Tuesday, September 2, 2008

H.P. Lovecraft


So while we were at the beach, we played a game that my future brother in law had, called "Arkham Horror", a cooperative board/role playing game based on the horror stories of H.P. Lovecraft. Lovecraft wrote short stories in the early twentieth century about otherwordly horrors and monsters that the protagonists would have to defeat (although they often failed). Central to Lovecraft's stories was the theme of the horror that would overcome humans if they really comprehended how alien and dangerous the universe is. Anyway, I'm really excited to read some of his short stories. Sounds like a very pessimistic, futuristic, existential Edgar Allen Poe. There was one neat quote on his Wikipedia page that I thought I'd share:

"The most merciful thing in the world, I think, is the inability of the human mind to correlate all its contents... some day the piecing together of dissociated knowledge will open up such terrifying vistas of reality, and of our frightful position therein, that we shall either go mad from the revelation or flee from the light into the peace and safety of a new Dark Age."
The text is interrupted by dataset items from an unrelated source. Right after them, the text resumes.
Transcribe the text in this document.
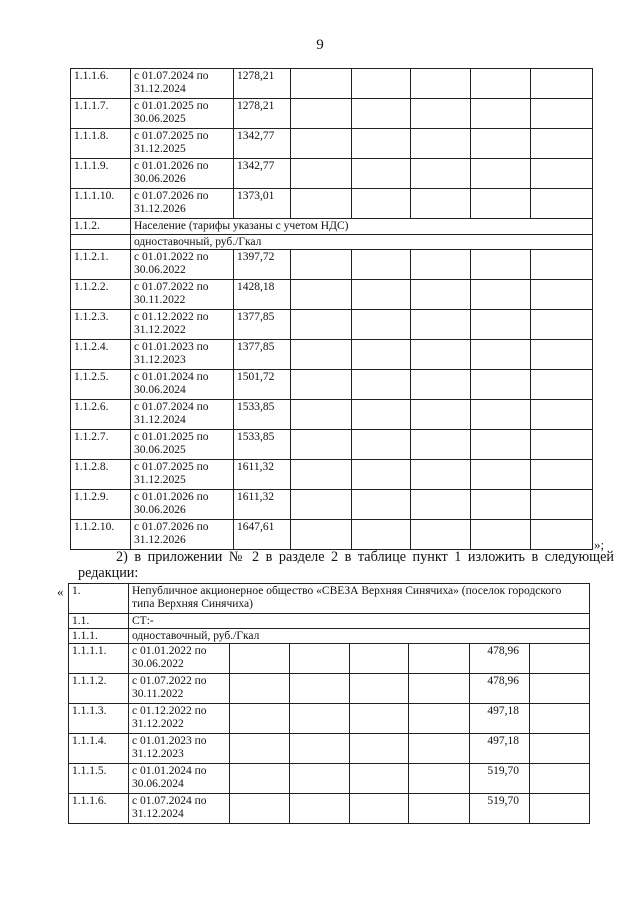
9
1.1.1.6.	с 01.07.2024 по 31.12.2024	1278,21					
1.1.1.7.	с 01.01.2025 по 30.06.2025	1278,21					
1.1.1.8.	с 01.07.2025 по 31.12.2025	1342,77					
1.1.1.9.	с 01.01.2026 по 30.06.2026	1342,77					
1.1.1.10.	с 01.07.2026 по 31.12.2026	1373,01					
1.1.2.	Население (тарифы указаны с учетом НДС)						
	одноставочный, руб./Гкал						
1.1.2.1.	с 01.01.2022 по 30.06.2022	1397,72					
1.1.2.2.	с 01.07.2022 по 30.11.2022	1428,18					
1.1.2.3.	с 01.12.2022 по 31.12.2022	1377,85					
1.1.2.4.	с 01.01.2023 по 31.12.2023	1377,85					
1.1.2.5.	с 01.01.2024 по 30.06.2024	1501,72					
1.1.2.6.	с 01.07.2024 по 31.12.2024	1533,85					
1.1.2.7.	с 01.01.2025 по 30.06.2025	1533,85					
1.1.2.8.	с 01.07.2025 по 31.12.2025	1611,32					
1.1.2.9.	с 01.01.2026 по 30.06.2026	1611,32					
1.1.2.10.	с 01.07.2026 по 31.12.2026	1647,61					
»;
2) в приложении № 2 в разделе 2 в таблице пункт 1 изложить в следующей
редакции:
« 1.	Непубличное акционерное общество «СВЕЗА Верхняя Синячиха» (поселок городского типа Верхняя Синячиха)						
1.1.	СТ:-						
1.1.1.	одноставочный, руб./Гкал						
1.1.1.1.	с 01.01.2022 по 30.06.2022					478,96	
1.1.1.2.	с 01.07.2022 по 30.11.2022					478,96	
1.1.1.3.	с 01.12.2022 по 31.12.2022					497,18	
1.1.1.4.	с 01.01.2023 по 31.12.2023					497,18	
1.1.1.5.	с 01.01.2024 по 30.06.2024					519,70	
1.1.1.6.	с 01.07.2024 по 31.12.2024					519,70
Heady stuff... and a not altogether unreasonable assessment of where science untempered by ethics may bring us some day. I'm excited to read more, but thought this was all very interesting and worth posting.
In other horror news, I saw "Sweeny Todd" (with Johnny Depp, that creepy lady from Fight Club, and Sacha Cohen, aka Borat) the other day. It's the story of the "demon barber of Fleet Street", a man who was robbed of his wife and daughter and takes revenge on unsuspecting customers. Very bloody. Very whimsical. Very Tim Burton.
I don't know, the whole aesthetic of these scary stories and ghost stories is very appealing to me right now. It's because of the advent of Autumn or something , I don't know.

1 comment:

Evan said...

I've never heard of this guy. I'll have to read him too. The mix of existentialism with a sort of "scientism", if you could call it that, seems like a neat take on a more general 20th century pessimism. I wonder if there is any school of thought in philosophy of science that interacts with his literary work?

Of course it sounds great to me, as I would want to resist some of the modern progress narratives of science. It's not exactly a humanist perspective either, though!